BIP 89: Chain Code Delegation for Private Collaborative Custody

[jurvis]

We propose a new BIP for Chain Code Delegation, a collaborative custody technique that involves privileged participants (delegatee) withholding BIP32 chain codes at key setup time from a delegator, and sharing only enough information for non‑privileged participants to provide their signature.

For non-blinded signing, the delegatee derives a per‑spend scalar tweak t from the (withheld) chain code, the delegator computes the child key (x+t, P+tG), and produces a standard signature over the transaction’s sighash.

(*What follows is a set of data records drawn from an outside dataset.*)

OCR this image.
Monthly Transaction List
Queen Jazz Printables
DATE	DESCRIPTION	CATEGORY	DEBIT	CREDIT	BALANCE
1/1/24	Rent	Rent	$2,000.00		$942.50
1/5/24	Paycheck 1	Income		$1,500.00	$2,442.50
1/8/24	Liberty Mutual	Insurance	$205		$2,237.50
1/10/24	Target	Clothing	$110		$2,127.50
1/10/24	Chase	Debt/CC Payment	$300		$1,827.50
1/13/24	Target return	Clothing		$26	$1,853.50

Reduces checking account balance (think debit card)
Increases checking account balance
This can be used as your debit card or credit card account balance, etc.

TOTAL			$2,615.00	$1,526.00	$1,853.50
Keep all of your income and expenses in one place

For blind signing, the nonce and challenge are blinded so the delegator returns a blind Schnorr signature that the counterparty unblinds; thanks to Schnorr’s linearity, the same tweak is incorporated without revealing the final message or linkable details (optionally with predicate proofs for policy).

This enables participants like collaborative custodians to co‑sign when needed, while avoiding the broad visibility that comes with holding an xpub.

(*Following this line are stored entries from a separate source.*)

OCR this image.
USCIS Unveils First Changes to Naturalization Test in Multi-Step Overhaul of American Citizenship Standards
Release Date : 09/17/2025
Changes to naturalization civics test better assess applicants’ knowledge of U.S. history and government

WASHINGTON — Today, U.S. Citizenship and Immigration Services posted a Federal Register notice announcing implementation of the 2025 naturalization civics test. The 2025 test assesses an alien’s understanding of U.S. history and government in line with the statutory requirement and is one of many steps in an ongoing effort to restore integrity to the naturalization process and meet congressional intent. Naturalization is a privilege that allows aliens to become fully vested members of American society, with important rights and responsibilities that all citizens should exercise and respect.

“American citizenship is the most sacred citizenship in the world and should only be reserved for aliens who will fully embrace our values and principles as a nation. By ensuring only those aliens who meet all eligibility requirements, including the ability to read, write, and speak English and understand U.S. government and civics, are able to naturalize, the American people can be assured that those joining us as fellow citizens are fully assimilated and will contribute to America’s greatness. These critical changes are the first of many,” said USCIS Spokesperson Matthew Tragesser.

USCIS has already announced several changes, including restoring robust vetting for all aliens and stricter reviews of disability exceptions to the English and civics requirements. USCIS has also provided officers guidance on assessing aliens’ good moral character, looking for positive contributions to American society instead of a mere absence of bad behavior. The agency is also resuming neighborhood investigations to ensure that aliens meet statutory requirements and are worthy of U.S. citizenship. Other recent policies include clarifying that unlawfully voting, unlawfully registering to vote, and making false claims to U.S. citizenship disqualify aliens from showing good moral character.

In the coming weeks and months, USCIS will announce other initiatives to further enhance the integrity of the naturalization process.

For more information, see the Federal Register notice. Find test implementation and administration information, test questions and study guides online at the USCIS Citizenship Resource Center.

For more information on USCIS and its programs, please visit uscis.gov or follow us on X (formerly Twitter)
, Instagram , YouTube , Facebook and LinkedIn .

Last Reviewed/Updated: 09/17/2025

More background and discussions can be found: https://delvingbitcoin.org/t/chain-code-delegation-private-access-control-for-bitcoin-keys/1837.

This is joint work with @jesseposner. Feedback appreciated!

[jonatack]

Looks complete, labelling as needing number assignment.

[jurvis]

@arminsabouri @jonatack thank you for taking the time to review! I've gone ahead and addressed your comments in
9a47c29

[jonatack]

Assigned 89.

Please update the file names and BIP draft headers, including "Created: 2025-12-03" for the date of assignment, and add an entry to the README.

[jurvis]

thanks @jonatack! i think i got everything!

[jonatack]

Thanks for updating.

Final verdict: 95 % LLM-generated or LLM-heavy, with ~5 % human origination of the core idea and final review.

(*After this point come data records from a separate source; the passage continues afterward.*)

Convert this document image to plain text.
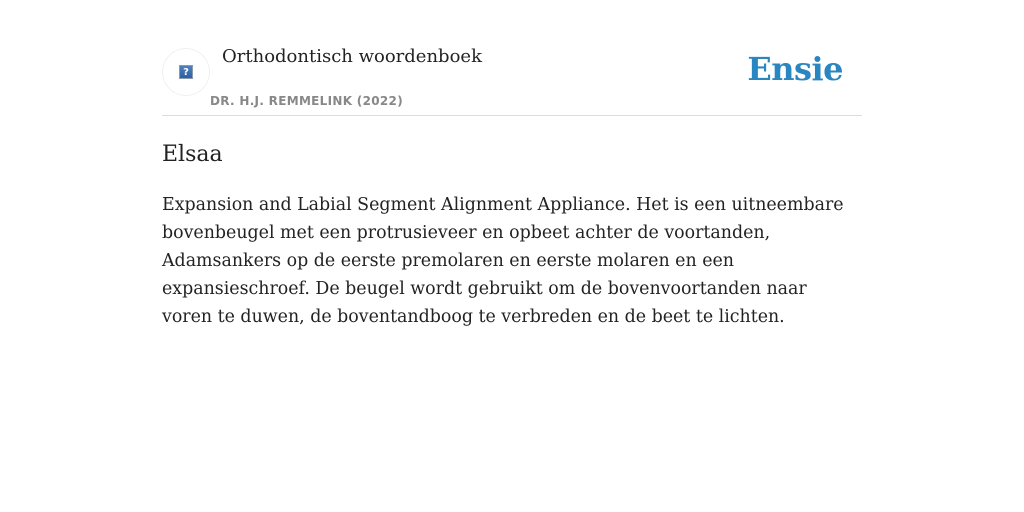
?
Orthodontisch woordenboek
DR. H.J. REMMELINK (2022)
Ensie
Elsaa

Expansion and Labial Segment Alignment Appliance. Het is een uitneembare bovenbeugel met een protrusieveer en opbeet achter de voortanden, Adamsankers op de eerste premolaren en eerste molaren en een expansieschroef. De beugel wordt gebruikt om de bovenvoortanden naar voren te duwen, de boventandboog te verbreden en de beet te lichten.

@jurvis can you help me out, please: Is this accurate? I'm trying to adapt our process and understanding.

[jurvis]

hi @jonatack, happy to help. does the scan run through the sample code as well? the sample code contains a lot of boilerplate that we leveraged LLMs to help us with, and may be the reason why it registers high.

However, the contents of the mediawiki itself should be ~90% original. We leaned on LLM use in the mediawiki mostly to ensure that our formatting was aligned with existing conventions (heavily referencing BIP 340, BIP 352, BIP 32, and BIP 3), and to convert it from Markdown, which we had originally used to write our draft.

For example, we wrote out our original one of the algorithms in the following format originally:

Signing
======
When the counterparty requests that the collaborative custodian sign a transaction, it derives the BIP32 scalar tweak from the xpub (i.e. the value `parse_256(I_L)` from BIP32) and provides it to the custodian:

# Inputs:
#   chain_code : 32-byte chain code (hidden from custodian)
#   P_par      : custodian’s parent public key (compressed)
#   i          : child index for spending

I   = HMAC-SHA512(key = chain_code,
                 data = serP(P_par) || ser32(i))
I_L = I[0:32]            # left half
t_i = parse256(I_L)      # scalar tweak mod n
# (I_R would be the child chain code—discarded here.)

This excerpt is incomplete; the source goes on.